Surprisingly, my favorite part of the film ended up being the part I most dreaded going in: the actors playing the iconic members of the original SNL cast. To be sure, none of these actors rival their real-world counterparts’ comedy chops (and they’re all probably at least a couple of degrees more good-looking than they ought to be), but each captures the essence of their roles in delightful ways. The standout is probably Lamorne Morris, who hilariously embodies Garrett Morris (no relation) as he ponders what exactly he’s doing there, not only as the show’s sole Black cast member, but also as an acclaimed stage actor and playwright nearly a decade older than his costars; indeed, the elder Morris often draws the short stick in accounts of the show’s history, and it’s nice to see his brilliant contributions get the recognition they deserve. The other actors have perhaps less work to do given the higher profiles of their characters, but all do quite well in conveying what made them so special, from the oddball intensity of Dylan O’Brien’s Dan Aykroyd to the pixyish sweetness of Ella Hunt’s Gilda Radner (regrettably, like the show itself, Saturday Night can’t quite figure out what to do with Kim Matula’s Jane Curtin or Emily Fairn’s Laraine Newman, but even they get a few good moments in each). No one will confuse them for the real thing, but it feels a bit like spending time with some old friends nonetheless.

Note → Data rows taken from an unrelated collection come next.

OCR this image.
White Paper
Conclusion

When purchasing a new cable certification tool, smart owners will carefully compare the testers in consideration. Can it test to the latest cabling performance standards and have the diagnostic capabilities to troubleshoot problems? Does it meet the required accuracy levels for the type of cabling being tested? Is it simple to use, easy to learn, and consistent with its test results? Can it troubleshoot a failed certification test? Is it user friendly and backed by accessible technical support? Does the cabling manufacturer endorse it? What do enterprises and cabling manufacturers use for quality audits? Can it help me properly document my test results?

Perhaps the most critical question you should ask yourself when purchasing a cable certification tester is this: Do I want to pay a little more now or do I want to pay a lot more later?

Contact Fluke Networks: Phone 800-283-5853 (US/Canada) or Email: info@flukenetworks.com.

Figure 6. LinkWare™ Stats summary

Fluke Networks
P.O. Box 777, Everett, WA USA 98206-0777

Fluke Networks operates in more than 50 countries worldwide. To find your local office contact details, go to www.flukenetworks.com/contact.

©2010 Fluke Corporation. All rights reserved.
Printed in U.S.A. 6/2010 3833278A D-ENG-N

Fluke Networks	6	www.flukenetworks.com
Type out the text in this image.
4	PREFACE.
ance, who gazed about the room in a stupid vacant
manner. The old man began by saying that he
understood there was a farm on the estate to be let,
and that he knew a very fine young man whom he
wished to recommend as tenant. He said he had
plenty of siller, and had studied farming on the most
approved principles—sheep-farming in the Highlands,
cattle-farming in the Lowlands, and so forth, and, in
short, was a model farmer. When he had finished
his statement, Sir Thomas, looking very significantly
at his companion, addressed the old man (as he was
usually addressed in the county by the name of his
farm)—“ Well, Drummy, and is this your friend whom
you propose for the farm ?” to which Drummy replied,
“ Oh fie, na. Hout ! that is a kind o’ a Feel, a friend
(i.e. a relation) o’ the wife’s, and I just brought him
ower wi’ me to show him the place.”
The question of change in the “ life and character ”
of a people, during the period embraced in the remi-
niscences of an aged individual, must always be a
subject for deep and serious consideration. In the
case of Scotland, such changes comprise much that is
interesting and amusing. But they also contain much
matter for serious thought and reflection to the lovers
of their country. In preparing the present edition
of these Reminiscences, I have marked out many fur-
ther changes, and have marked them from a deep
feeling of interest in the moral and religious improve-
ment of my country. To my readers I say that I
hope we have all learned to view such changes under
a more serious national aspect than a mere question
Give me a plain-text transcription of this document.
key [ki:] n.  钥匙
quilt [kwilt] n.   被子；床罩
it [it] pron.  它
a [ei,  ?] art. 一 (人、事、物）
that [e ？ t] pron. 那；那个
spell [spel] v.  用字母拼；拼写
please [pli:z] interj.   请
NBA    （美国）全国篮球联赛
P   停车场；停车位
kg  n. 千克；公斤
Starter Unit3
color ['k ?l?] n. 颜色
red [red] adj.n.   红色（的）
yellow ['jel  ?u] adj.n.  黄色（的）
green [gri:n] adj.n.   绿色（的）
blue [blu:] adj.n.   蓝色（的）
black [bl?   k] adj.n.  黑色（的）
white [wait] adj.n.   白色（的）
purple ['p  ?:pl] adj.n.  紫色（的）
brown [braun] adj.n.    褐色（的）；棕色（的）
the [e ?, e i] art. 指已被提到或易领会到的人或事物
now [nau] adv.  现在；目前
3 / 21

I’ve railed more than once in this space against the too-glossy Hollywood biopics which tend to crop up this time of year, which often function as wax museums more than proper movies. I can’t quite argue that this is not the case with Saturday Night, which is stuffed to the gills with contemporary actors reviving familiar faces and their most famous bits. But wax museums stay in business for a reason, and having grown up a dyed-in-the-wool comedy nerd I can’t pretend to be immune to Saturday Night’s charms. Saturday Night is not a great movie, and as history it’s downright spurious, but there is great pleasure to be drawn from spending an hour and a half in this space with these characters. I can imagine myself returning to this movie as a comfort watch further down the road, which is more than I can say for most of a given year’s prestige pictures. I went in ready to hate Saturday Night, but, in the words of Emily Litella: never mind.
Saturday Night
2024
dir. Jason Reitman
99 min.
Opens Friday, 10/11 @ Coolidge Corner Theatre, Somerville Theatre, and theaters everywhere.